Jillybean touched her pert nose with her pointer finger. “Bingo. And that would be bad. Let’s have the riflemen instead. I’d like the ship intact, if possible.” In her mind she pictured a quick thunder of rifle fire and a few screams before she snatched up both boats. Reality was far different. Her riflemen had to contend with the failing light, the wind picking up, and the water growing choppy; they missed with remarkable consistency.
Almost as if they want to miss, Ernest suggested. Almost as if they don’t want to kill some of their own.

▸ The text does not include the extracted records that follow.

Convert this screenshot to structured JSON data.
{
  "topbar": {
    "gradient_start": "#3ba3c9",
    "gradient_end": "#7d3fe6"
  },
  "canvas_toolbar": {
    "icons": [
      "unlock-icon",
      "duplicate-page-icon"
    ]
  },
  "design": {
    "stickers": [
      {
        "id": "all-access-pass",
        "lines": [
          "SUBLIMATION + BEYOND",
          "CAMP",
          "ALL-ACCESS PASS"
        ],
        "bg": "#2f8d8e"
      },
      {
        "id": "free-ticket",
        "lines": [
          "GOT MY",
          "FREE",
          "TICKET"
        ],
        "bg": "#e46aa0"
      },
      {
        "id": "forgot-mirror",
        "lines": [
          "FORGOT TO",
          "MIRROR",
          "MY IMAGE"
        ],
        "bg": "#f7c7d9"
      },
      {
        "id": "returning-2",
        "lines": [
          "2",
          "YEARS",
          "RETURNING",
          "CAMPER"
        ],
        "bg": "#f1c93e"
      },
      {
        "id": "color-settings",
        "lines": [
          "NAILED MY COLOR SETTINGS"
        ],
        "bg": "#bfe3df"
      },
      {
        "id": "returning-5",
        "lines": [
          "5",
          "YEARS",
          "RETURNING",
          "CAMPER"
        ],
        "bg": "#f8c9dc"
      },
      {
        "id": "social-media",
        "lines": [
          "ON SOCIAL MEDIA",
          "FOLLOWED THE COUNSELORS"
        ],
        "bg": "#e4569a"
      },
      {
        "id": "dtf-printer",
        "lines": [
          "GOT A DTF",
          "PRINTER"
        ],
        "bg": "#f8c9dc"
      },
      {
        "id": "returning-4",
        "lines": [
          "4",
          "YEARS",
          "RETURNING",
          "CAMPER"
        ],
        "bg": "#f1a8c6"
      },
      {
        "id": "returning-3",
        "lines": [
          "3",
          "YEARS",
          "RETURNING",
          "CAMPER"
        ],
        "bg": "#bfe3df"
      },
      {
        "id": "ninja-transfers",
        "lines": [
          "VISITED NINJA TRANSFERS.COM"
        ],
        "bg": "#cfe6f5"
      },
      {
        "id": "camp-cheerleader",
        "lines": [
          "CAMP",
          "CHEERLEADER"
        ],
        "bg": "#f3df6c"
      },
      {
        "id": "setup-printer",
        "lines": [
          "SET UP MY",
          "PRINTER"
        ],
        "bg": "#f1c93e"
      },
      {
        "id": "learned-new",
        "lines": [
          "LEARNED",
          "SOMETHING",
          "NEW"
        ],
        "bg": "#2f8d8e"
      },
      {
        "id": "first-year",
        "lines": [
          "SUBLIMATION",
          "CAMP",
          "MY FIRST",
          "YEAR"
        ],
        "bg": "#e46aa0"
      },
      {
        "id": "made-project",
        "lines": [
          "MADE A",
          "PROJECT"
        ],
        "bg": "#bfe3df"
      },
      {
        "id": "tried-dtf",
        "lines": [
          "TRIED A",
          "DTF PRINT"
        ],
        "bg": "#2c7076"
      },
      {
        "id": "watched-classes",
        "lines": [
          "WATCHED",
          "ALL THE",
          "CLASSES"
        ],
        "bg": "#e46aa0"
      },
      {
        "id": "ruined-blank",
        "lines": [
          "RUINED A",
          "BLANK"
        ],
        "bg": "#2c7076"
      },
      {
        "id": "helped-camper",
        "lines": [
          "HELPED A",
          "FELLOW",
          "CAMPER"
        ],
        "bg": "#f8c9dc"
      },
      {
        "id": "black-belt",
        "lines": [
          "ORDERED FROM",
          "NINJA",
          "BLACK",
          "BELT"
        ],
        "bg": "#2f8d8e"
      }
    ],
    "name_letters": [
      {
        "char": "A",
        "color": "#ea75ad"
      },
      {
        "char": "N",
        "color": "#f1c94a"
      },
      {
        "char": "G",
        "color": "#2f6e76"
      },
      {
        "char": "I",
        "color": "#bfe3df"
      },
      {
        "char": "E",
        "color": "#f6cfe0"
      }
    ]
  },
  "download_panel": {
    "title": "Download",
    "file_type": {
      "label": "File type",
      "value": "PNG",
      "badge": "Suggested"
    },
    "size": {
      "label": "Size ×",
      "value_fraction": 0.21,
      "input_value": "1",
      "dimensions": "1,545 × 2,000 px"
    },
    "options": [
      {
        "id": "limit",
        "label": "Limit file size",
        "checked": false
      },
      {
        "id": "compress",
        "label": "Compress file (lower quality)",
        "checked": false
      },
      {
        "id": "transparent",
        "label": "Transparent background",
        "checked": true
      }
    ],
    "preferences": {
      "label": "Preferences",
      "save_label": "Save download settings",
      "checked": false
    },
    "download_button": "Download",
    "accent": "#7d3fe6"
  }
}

Eve agreed. They’re spies, Jillybean. Kill one and make an example of him. It’s the only way to make them respect us.
“No,” Jillybean said, hitting the side of her head with the heel of her hand. She hurried up to them, her boots thudding on the deck. “What the hell? Shoot straight for goodness…” She jerked as blood blasted from the head of one her men. One moment he was fine, and the next, his head just exploded. A second man spasmed and spun, showing off a gapping hole where his right eye had been. A third suddenly began to gag as a burning hunk of lead tore through his throat.